Rico’s TICO BULL – “March forward” is a term used to remind people about the Daylight Savings Time (DST) start date in the Northern Hemisphere, like the United States, Canada, and Europe, where it starts in March.

But not in Costa Rica, where DST is not observed.

The shifting forth and back in the spring and fall has never really made sense in Costa Rica.

I still remember the one year (though I don’t remember the actual year) that the country announced it would the time shift. The date came and nothing. It was, to the best of my knowlege, ever brought up again.

Doing a Google search on DST, I did learn that the last time Costa Rica did observe it was on January 18, 1992, when at 00:00:00 clocks were turned forward 1 hour, ending on March 15, 1992.

According to Timeanddate.com, DST in Costa Rica was also observed in 1991, starting on Janauary 19 and ending on July 1. Previous to that, DST was observed in 1980. And previous to that, in 1954.

In Latin America, most countries in the north of the continent near the equator do not observe DST, that includes Nicaragua, Panama, Colombia, and Venezuela.

For most, the change does not affect them.
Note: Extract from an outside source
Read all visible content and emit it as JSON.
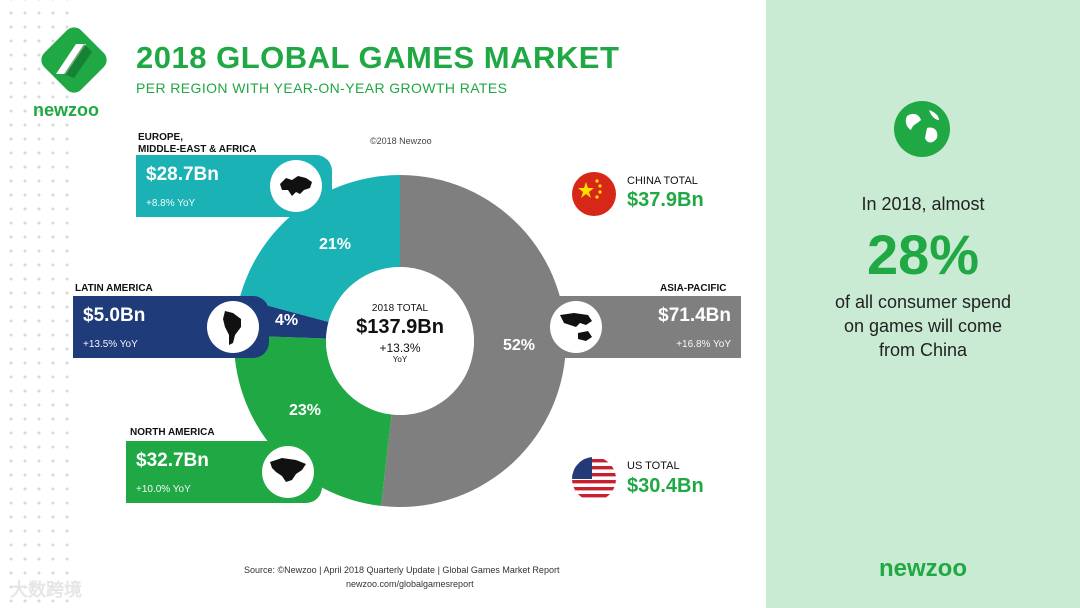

For expats, however, it does if keeping up with family, friend and business up north. And there is the US television schedule, like CBS, CNN, Fox News, as the programming is now two hours ahead instead of one given that most of the programming originates from Eastern US.

Shows like NCIS on Tuesdays on CBS will now be on at 6 instead of 7 in Costa Rica. Watching the 11 pm U.S. news at 9 seems odd.

Thus, starting today cities like Toronto, New York, and Miami are two hours ahead, Chicago one hour. Los Angeles and San Francisco one hour behind instead of two. Denver continues to be the same.

Want to know what time it is any city in the world? Type in “what time is it in (city name)” in your Google search. What time is it where you are? Just look at the clock on your computer, smartphone or tablet.